So 2018 has come to an end and like many people I’m feeling a little introspective. I guess it’s probably quite natural to feel this way as one year ends and another begins but I think the reason I’m so reflective just now is that 2018 has been a pretty definitive year for me. I’ve changed in ways I never thought I would, made choices I never thought I could and actually came through 2018 with no regrets.
As always, let me explain.
As most of you are aware I packed up my little life in January of this year and moved up to Aberdeen lock, stock and both barrels to be with Mal and to begin to lay down some roots. I guess you could say that most of it has gone swimmingly; he’s not murdered me yet, he still seems to quite like me and like I’ve said before I still really like him. What I have realised though is that I spent most of the first half of 2018 angry. Angry with myself for the most part but angry nonetheless.
You see there were a few things happened over the first 6 months of 2018 that made me realise quite a bit about myself. Firstly, I’m emotionally passive, a people pleaser if you will. Rather than rock the boat and challenge anyone I would tend to bite my tongue and accept things I maybe shouldn’t have rather than face confrontation. Now, I already know I am like this but over the early part of the year this utter passivity became more and more apparent until I got myself to the point where I just couldn’t tolerate it any longer.

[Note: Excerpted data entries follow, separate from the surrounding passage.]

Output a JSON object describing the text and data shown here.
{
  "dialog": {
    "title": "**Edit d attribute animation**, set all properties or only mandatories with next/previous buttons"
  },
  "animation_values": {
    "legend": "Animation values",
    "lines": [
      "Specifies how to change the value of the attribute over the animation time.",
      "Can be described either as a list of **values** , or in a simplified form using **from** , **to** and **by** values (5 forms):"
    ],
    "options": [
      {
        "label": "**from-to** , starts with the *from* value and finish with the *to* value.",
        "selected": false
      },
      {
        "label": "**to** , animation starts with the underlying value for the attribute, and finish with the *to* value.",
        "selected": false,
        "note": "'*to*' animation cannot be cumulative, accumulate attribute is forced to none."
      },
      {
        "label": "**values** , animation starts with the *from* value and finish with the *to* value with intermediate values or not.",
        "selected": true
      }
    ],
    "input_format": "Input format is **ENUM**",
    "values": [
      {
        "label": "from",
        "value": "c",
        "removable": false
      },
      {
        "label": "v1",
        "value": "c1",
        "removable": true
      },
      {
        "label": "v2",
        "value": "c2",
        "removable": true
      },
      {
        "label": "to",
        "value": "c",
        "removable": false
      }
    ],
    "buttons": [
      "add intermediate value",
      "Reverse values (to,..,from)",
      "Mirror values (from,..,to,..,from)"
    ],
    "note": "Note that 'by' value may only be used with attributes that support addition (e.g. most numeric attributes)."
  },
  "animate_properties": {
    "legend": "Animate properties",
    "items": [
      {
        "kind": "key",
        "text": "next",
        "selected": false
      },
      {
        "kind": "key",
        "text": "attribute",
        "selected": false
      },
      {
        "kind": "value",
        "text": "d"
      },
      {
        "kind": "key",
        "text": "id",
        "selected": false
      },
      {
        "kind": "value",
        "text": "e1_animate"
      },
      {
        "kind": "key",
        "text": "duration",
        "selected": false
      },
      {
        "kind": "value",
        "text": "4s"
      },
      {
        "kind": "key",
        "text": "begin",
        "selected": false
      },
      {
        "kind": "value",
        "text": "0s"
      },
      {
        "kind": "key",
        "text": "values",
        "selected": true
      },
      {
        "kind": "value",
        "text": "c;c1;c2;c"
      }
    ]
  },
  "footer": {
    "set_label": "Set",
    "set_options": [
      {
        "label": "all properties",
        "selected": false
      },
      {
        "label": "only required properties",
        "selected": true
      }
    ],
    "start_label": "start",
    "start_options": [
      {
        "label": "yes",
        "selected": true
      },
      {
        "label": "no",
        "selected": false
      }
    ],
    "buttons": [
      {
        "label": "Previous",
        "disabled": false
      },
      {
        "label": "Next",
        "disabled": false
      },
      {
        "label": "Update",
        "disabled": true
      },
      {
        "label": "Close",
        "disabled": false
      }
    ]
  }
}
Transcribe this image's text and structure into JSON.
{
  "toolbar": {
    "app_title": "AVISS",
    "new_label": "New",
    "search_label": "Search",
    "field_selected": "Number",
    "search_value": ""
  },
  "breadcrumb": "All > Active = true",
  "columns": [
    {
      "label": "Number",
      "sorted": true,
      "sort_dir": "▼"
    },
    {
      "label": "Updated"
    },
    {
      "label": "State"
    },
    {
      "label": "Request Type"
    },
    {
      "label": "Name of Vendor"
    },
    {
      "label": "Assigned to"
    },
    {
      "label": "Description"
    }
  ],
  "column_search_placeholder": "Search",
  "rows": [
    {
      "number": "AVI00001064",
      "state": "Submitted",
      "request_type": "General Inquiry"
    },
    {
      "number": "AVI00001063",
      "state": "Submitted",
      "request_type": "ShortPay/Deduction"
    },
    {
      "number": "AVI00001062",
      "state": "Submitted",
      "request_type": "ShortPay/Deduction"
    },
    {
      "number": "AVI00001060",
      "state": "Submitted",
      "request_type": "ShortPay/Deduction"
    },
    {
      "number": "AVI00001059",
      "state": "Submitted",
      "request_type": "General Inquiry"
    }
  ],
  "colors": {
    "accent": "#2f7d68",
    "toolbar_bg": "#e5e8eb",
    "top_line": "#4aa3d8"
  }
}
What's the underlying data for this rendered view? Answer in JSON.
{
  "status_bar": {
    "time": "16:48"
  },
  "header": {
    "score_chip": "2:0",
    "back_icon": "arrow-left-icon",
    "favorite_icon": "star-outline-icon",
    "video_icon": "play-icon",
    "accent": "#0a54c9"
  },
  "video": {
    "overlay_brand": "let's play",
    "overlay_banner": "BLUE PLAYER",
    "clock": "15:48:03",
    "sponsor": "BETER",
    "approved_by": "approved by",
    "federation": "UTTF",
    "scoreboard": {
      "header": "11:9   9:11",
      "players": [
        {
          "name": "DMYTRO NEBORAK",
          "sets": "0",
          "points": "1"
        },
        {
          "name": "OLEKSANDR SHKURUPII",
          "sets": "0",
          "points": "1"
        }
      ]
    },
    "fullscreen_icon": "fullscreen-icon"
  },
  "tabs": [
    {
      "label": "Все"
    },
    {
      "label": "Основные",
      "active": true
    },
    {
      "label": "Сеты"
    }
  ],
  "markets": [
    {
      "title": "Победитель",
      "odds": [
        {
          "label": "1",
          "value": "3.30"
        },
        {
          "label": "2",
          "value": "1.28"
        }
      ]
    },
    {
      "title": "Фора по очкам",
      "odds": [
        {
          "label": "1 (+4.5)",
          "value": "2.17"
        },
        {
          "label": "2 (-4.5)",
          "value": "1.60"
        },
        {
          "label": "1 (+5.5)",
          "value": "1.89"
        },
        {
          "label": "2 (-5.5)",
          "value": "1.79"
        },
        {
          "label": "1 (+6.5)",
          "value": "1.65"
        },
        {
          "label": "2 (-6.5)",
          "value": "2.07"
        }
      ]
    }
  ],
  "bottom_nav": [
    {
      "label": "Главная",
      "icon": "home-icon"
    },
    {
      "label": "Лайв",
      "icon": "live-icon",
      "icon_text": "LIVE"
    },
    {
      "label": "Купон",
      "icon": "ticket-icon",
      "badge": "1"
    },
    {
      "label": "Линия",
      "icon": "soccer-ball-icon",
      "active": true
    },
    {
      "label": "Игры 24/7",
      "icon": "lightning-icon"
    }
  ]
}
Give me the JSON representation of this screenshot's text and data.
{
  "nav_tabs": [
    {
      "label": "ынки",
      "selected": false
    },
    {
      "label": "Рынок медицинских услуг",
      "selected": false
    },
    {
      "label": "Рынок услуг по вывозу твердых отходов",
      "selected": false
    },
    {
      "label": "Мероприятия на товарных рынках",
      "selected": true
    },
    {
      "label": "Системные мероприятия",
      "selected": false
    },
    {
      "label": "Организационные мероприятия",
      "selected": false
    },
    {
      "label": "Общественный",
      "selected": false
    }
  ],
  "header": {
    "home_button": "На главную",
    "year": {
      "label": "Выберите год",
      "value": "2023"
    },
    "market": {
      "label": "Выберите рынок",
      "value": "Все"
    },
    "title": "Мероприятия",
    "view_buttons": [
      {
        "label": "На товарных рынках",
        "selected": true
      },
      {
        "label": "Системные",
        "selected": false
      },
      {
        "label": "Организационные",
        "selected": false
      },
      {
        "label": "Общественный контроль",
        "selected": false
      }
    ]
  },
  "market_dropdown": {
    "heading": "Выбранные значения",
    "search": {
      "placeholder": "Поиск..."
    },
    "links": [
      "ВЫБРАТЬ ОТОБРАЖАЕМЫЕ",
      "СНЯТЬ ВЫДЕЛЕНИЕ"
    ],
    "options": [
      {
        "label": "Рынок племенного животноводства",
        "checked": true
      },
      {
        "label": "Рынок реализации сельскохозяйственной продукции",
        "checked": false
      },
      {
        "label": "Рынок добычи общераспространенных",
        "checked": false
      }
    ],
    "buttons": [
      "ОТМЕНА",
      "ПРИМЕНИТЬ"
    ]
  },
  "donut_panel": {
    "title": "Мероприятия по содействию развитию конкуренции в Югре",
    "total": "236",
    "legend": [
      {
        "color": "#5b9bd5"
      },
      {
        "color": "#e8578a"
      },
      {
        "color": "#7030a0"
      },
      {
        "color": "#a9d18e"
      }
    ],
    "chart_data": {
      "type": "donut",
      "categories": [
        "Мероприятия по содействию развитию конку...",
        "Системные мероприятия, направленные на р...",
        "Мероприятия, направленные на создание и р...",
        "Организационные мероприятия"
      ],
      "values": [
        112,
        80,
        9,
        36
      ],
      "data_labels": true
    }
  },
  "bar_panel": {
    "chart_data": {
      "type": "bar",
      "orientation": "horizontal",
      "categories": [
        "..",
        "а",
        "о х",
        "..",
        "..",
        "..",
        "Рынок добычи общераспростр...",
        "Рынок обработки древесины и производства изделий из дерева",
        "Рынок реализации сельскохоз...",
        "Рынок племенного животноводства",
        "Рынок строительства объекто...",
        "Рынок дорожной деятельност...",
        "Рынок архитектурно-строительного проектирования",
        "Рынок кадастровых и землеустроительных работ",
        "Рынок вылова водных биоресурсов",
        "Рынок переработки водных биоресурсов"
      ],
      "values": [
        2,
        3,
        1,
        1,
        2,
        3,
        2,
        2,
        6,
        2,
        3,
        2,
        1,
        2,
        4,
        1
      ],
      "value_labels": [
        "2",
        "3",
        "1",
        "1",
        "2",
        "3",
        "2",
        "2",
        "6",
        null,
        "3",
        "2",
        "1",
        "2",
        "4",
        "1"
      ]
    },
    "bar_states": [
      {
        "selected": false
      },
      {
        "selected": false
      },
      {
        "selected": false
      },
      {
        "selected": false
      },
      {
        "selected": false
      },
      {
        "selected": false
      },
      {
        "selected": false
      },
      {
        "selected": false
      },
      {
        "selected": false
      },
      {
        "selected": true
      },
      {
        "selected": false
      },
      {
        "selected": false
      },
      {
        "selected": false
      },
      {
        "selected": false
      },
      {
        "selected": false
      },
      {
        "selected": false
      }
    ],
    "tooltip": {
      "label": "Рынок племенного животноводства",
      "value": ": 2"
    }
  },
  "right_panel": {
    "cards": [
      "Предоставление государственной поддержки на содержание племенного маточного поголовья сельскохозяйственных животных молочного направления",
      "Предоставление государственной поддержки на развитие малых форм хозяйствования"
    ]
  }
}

I explained here how that began to change within me but I guess the second realisation has been that the catalyst for the change was anger. You know that moment when you realise that some folk are more important to you than you are to them? Well, that. I began to feel that I was betraying myself in a way, giving a massive part of me away for absolutely no return which kinda sucks. That made me angry with myself.
Angry because I’d spent most of my childhood years feeling less than and here I was just blindly accepting the same feelings of not being good enough because of others’ clear disinterest. Angry because I was letting it colour what should have been a thoroughly enjoyable time settling into my life with Mal. Angry that I was actually letting it bother me.
That has led to the third realisation; I’m much stronger than I ever gave myself credit for. Like I say I hate confrontation, probably like most folk the whole world over but I especially hate it because I would usually lose my bottle and back down, beginning to question whether or not I was actually in the right. That’s kinda changed this year and I’ve found it has led to a massive shift of emotions for me.
Since losing one of my close friends earlier this year I’ve started to develop a little more confidence within myself and trust my own instincts a little more which in turn led me to begin to remove myself from some situations and distance myself from certain people. I’m not going to pretend that has been easy, quite the opposite actually but what I’ve since found is that my life didn’t exactly collapse, I wasn’t hung, drawn or quartered nor was I pilloried or (particularly) challenged. No repercussions. In fact very little appears to have been affected other than I feel a little…..lighter.
I’m not angry anymore and certainly not with myself. If anything I feel a bit of a calm indifference really. I understand that the anger I felt came from a place of hurt and anger was how I would let that hurt manifest but like I say, that has shifted. I can’t be arsed being angry anymore, it’s too bloody tiring and has so far got me nowhere. It achieves very little in the end and it certainly doesn’t help me get my point across. Now that I have distanced myself from negative people and debilitating situations all I genuinely feel is indifference. No anger, no bitterness, no interest.
That emotional shift has actually given me a little freedom and the last few months have actually been really positive for me and mine. I’ve been able to focus on those that I matter to and those that matter to me the most. I feel like Aberdeen has finally began to feel like home, my relationships in Dundee have gone from strength to strength and my little family unit has pulled closer and we are all the better for it. It also means I have finally been able to thoroughly enjoy Christmas
I used to utterly fucking dread Christmas. for me Christmas was mostly work, see my folks and my sister’s family briefly then work again on boxing day. A fair few Christmases through the years felt a little fake if I’m really honest. Extended family pleasantries felt forced, probably in the same way as pretty much every other family in the world; playing at being nice just to get through the festive season without punching someone in the throat. New Year was always more my time to have fun. See my friends, let go and get hammered. This year though, this year was different.
Ma and Pa B came down from the Northern wilderness of Wick to spend Christmas with Mal and I and this year I got to play at hostess with the leastess. Christmas day with the out-laws was an absolute blast, boxing day was spent in Dunders with my family which was also a complete hoot. For the first time in a long time I was able to really relax and just enjoy it, no stress, no worry and no anxieties. Goes to show a little self belief can take you anywhere!
New Year though? Bedded by 10pm. Auld b@st@rd!!
Happy New Year and all the best for 2019!